Kenya’s reform momentum is gaining momentum, with a higher reform score of 6.0, up from 5.5 in the last quarter, according to Fitch Solutions, a subsidiary of Fitch Ratings.
Kenya raised fuel tax from 8.0% to 16.0% in July to boost fiscal dynamics amid rising interest expenditure.
“The fuel tax hike enacted in July will help the government to pursue its fiscal consolidation targets,” said FitchSolutions in its Sub-Saharan Africa Reform Tracker.
The company anticipates a rise in fiscal intakes from Ksh.2.5 trillion in 2022/23 to Ksh.2.8 trillion in FY2023/24 due to new tax measures.

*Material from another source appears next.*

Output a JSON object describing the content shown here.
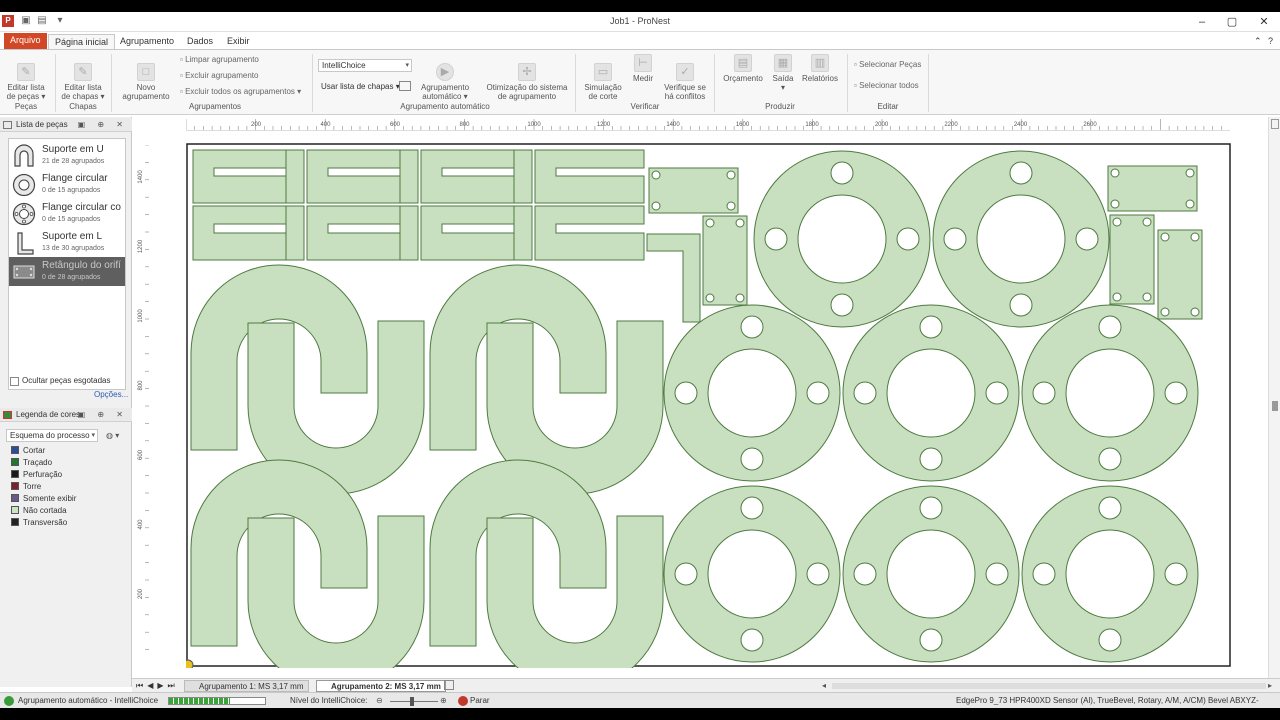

Fitch downgraded Ethiopia’s reform score to 5.0 in Q423, citing a slowdown in Prime Minister Abiy Ahmed’s reform program after a post-conflict boost.
“Little to not advancements have been made regarding the country’s economic liberalisation programme, despite previous positive announcements, such as the plan to issue a second private telecoms license.”
The country raised $850mn by selling its first private telecoms license to the Safaricom-led consortium, which has already spent $1.6 billion on operations in the country.
Bloomberg reports that Ethiopia has not received any bids for its second private telecoms license.
South Africa and Angola
The research company reduced Angola’s reform score from 5.0 in Q323 to 4.5 in Q423, partly due to global oil price rise and the Angolan government’s slowdown in fuel subsidy removal.
The economy’s weakness has slowed down the privatisation process, with 96 out of 178 state-owned enterprises being privatized thus far.
South Africa’s score was revised to 5.0 due to a new privatisation bill, despite plans to increase taxes and cut spending and address electricity supply concerns.
Markets are closely watching how Kenya navigates its debt.
In July, Fitch Ratings affirmed Kenya’s rating at “B” and revised outlook to Negative.
The World Bank and IMF approved a Ksh.2 trillion loan to Kenya in December, as a $2 billion Eurobond matures in June.
The World Bank has pledged Ksh.1.8 trillion in support for Kenya over three years, and Ksh.687 billion from the IMF starting January 2024.
The loans will help Kenya rebuild its buffers, tame inflation and debt vulnarabilities.
“This support will help Kenya withstand shocks, accelerate the Bottom-Up Economic Transformation Agenda and advance our long-term, robust and inclusive growth,”said President William Ruto on November 20, 2023 on sidelines of the “G20 Compact with Africa” conference in Berlin, Germany.